Ce gars dans l'autobus, outré que sur ses pieds

Un voisin ait marché, le tance vertement.

Plus tard on le revoit se faire bizarrement

Parler par un ami d'un bouton mal placé.

 

Ridicule! Et pourtant, depuis sa parution

(Dix-neuf cent quarante-sept), son livre est un succès.

Peut-être qu'au Québec ce fut un peu plus long.

 

Ça semblait réservé aux cercles d'initiés.

Mort il y a quarante ans, Queneau se réjouirait

Qu'enfin, grâce au Devoir, son nom soit célébré.

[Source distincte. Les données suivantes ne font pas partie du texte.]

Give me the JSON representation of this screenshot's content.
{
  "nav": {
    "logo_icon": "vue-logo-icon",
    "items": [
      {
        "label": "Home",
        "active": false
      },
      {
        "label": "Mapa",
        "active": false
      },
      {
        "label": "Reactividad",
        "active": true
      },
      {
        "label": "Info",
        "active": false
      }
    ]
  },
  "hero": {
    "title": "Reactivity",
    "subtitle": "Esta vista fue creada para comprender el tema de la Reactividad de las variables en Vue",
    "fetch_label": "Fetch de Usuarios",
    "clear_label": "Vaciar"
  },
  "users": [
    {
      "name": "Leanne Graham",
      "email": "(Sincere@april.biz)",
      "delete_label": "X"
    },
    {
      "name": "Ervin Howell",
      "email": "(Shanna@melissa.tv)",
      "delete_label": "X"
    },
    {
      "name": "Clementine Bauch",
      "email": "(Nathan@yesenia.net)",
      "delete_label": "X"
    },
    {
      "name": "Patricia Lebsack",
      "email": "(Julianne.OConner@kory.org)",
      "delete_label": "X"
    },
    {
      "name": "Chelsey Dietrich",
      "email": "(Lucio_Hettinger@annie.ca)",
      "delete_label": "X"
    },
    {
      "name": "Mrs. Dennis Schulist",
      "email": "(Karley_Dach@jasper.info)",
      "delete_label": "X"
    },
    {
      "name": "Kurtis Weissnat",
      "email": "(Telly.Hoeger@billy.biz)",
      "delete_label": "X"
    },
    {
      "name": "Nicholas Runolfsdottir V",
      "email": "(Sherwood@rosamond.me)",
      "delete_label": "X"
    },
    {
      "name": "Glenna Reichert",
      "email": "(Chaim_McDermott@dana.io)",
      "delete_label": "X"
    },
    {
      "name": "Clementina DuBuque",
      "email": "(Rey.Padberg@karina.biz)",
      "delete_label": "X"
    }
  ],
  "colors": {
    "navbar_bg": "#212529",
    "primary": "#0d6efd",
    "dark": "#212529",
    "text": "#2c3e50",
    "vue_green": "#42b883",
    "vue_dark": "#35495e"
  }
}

(Texte soumis par Denis Lalonde)

 

En l’an quarante-sept, c’est au siècle dernier,

Un brillant écrivain relève le défi

D’offrir à ses lecteurs un singulier récit,

En quatre-vingt-dix-neuf variantes, décliné.

 

L’histoire met en scène un jeune homme au long cou

Qui, dans l’autobus S, trouve une place assise,

Pour fuir un voyageur suspect de balourdise

Dont il avait raison de craindre le courroux.

 

Quelques heures plus tard, en un tout autre lieu,

Le girafeau cause bouton et pardessus.

Ce livre fit école, ici et sous maints cieux.

 

Mais l’auteur est mortel. En un style, une fois,

Il y a quarante ans, porté en terre il fut.

On célèbre aujourd’hui son œuvre en plusieurs voix.